I mean its cute that you can drag a data connection from the
server explorer and drop it as a ready made class - but that
looses its novelty pretty quickly. And while you can quickly
generate all sorts of gizmos with next to no work - as soon
as you are trying to get any real work done and you need to
deviate from MS's happy path - then you actually have to
know what's going on ANYWAY.
And while components, frameworks, application blocks do
eventually enhance productivity they also steepen and / or
lengthen the initial learning curve considerably - to the
point that these technologies are replaced by the next
generation when you finally after two years or so figure out
how to do something in 3 lines that originally took you 30
(OK, I'm exaggerating here). None of this will ever enable
an epsilon minus semi-moron to develop software properly -
but it does make people who know what they are doing more
productive.
And where does this attitude come from that anyone who
barely knows how to navigate MS Word should also be capable
of developing software?
The industrial revolution did in fact allow lower skilled
workers to produce more goods (after some investment on part
of the factory owners). However the manufacturing metaphor
does not translate very well to software development - more
isn't better - you'd think Frederick P. Brooks, Jr. made
that point eloquently enough 30 years ago. What's needed are
tools that make the competent people more productive - and
CASE tools didn't cut it. Whenever these tools come into
existence, they will require highly skilled and knowledgable
people to use them (effectively).
MS has got to start realizing that it is going to take an
army of sophisticated and competent administrators and
developers (who aren't in MS's employ) to make distributed
computing work with .NET (or any other technology for that
matter) in an environment of diverse business needs. The
'now anybody can do this' sales-pitch may be popular with
some managers but does not necessarily attract the right
people (or business customers) to the technology.

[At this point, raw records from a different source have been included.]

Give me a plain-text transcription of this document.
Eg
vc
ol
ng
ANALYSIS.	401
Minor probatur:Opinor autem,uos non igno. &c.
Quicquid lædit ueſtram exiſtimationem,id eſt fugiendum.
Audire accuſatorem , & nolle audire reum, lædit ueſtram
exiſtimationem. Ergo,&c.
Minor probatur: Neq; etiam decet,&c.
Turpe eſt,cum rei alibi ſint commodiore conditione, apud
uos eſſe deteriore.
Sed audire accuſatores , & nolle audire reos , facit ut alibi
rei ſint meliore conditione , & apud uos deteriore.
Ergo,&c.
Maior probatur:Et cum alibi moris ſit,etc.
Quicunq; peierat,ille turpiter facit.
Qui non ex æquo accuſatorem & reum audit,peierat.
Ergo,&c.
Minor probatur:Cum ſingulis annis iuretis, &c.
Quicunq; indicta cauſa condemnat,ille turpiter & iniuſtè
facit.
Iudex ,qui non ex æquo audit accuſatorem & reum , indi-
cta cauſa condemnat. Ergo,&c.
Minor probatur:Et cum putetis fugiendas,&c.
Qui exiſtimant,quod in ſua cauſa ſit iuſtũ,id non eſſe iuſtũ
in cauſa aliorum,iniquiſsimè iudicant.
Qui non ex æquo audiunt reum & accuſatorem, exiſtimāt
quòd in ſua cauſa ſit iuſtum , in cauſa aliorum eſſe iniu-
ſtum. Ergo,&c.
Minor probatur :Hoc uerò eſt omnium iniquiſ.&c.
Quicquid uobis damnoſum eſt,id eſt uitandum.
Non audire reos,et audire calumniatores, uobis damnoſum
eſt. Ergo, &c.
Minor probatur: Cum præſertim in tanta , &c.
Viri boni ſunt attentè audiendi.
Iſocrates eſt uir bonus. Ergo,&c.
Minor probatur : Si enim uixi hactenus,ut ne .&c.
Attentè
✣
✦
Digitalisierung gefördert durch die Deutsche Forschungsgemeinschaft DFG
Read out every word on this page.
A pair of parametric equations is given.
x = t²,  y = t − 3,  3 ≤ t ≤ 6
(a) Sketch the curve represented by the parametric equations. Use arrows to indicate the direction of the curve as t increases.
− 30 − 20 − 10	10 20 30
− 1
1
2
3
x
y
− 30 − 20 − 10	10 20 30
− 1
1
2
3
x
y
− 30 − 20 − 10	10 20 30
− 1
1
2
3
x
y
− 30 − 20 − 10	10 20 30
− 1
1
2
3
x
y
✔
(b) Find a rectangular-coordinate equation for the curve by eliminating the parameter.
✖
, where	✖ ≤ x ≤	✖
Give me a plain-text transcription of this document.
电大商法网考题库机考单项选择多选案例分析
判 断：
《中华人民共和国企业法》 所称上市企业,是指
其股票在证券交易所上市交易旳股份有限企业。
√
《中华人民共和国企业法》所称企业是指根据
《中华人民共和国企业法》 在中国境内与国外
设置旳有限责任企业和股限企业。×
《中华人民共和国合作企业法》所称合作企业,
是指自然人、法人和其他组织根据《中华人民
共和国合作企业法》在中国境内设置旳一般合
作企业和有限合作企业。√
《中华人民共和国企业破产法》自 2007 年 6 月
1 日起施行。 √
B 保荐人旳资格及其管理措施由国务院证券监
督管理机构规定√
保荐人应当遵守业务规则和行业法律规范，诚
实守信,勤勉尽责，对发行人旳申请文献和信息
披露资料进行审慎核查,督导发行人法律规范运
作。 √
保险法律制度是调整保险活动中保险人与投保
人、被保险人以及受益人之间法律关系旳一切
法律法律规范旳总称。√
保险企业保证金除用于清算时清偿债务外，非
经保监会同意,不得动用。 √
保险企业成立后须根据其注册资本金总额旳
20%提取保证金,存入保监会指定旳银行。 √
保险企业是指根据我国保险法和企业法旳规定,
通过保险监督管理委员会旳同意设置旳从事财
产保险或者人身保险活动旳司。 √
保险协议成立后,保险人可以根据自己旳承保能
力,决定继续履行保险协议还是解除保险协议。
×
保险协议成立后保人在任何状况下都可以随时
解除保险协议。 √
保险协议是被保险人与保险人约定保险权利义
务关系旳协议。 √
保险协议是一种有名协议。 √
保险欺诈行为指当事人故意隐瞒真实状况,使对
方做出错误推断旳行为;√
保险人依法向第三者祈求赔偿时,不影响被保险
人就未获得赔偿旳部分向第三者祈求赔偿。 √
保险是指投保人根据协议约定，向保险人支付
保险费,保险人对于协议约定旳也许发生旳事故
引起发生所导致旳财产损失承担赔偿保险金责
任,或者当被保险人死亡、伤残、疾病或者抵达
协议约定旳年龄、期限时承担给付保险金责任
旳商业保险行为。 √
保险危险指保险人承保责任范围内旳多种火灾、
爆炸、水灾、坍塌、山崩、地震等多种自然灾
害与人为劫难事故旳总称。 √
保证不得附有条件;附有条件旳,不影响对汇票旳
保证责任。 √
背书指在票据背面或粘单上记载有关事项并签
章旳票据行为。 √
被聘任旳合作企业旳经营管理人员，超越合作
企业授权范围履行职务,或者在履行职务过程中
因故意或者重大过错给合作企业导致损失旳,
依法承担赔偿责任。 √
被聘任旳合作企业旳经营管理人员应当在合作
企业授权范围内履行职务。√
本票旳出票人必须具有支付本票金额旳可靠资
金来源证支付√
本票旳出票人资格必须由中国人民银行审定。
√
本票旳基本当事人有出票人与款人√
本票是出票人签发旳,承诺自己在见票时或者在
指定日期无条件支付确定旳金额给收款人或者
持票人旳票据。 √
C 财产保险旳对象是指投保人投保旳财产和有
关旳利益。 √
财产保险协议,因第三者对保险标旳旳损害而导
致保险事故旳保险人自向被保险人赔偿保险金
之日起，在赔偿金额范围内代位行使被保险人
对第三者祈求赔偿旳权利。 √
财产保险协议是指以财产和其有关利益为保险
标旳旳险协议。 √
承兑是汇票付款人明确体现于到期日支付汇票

Unless of course .NET, WinFX isn't about business solutions
in the long term anyway but just an evolutionary step for
the software core for the umpteenth successor of the XBOX,
the universal hyper-connected electronic productivity and
entertainment media center and wanna-be killer of the
generic consumer PC.
There seems to be more money in entertainment than in real
business anyway.
Oops, entertainment is THE business - my mistake.
(-:
'Any fool can write code that a computer can understand.